Die anhaltend hohen Preise nach vielen Jahren der Preisstabilität macht die Welt nervös. In manchen Kreisen spricht man sogar schon von der Hyperinflation.

Was ist Hyperinflation?

Eine Hyperinflation ist ein schneller Anstieg der Preise, der in der Regel mindestens 50 Prozent pro Monat beträgt. Das entspräche einer Inflationsrate von etwa 14.000 Prozent pro Jahr.

Einige Definitionen bezeichnen Hyperinflation als „außer Kontrolle geratenen“ Preisanstieg. In einem hyperinflationären Umfeld könntest Du 4 Euro am Vormittag und 5 Euro am Nachmittag für die gleiche Tasse Kaffee bezahlen.

„Hyperinflation ist ein seltenes Ereignis und hat in der Vergangenheit nur dann stattgefunden, wenn mehrere Faktoren zusammen kamen wie eine schlechte Geldpolitik, korrupte Regierungen und instabile Volkswirtschaften“, sagt Daniel Milan, geschäftsführender Gesellschafter bei Cornerstone Financial Services.

Wodurch wird eine Hyperinflation verursacht?

Eine Hyperinflation entsteht dann, wenn die Geldmenge in einem Land rasch und massiv ansteigt, die Regierung also (unkontrolliert) Geld drucken lässt.

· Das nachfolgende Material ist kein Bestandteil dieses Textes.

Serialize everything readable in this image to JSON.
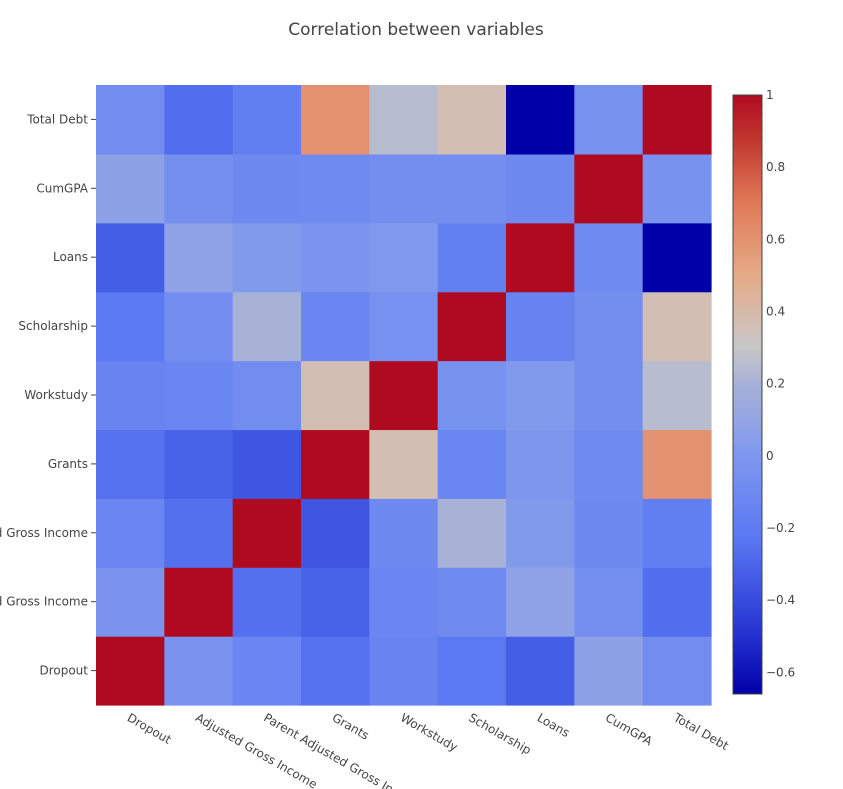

Steht mehr Geld zur Verfügung, verliert eine Währungseinheit an Wert und die Preise für Güter steigen.

„Eine Hyperinflation tritt häufig in Kriegszeiten auf, die zu wirtschaftlichen Turbulenzen führen, wenn die Zentralbank eines Landes übermäßig viel Geld druckt“, sagt Milan. „Das führt zu einer Entkopplung von Angebot und Nachfrage in der Wirtschaft.“

Zu einer Hyperinflation kann es auch kommen, wenn die Nachfrage plötzlich das Angebot übersteigt (so genannte „Demand-Pull-Inflation“) oder die Menschen das Vertrauen in das Geldsystem eines Landes verlieren.

„In allen Fällen werden die Güter knapp, was zu einem raschen Preisanstieg führt“, sagt Brian Graeme, Leiter der Abteilung Alternative Manager Research bei GuideStone Capital Management.

Was sind die Auswirkungen einer Hyperinflation?

Für Einzelpersonen und Volkswirtschaften können die Auswirkungen einer Hyperinflation verheerend sein. Die Preise für Konsumgüter steigen zu schnell, als dass die Löhne mithalten könnten, so dass die Verbraucher nicht mehr in der Lage sind, grundlegende Güter zu bezahlen.

„Eine Hyperinflation lähmt in der Regel die Wirtschaft und kann sogar zu einem vollständigen Zusammenbruch des Wirtschafts- und Währungssystems führen“, sagt Brian Stivers, Anlageberater und Gründer von Stivers Financial Services.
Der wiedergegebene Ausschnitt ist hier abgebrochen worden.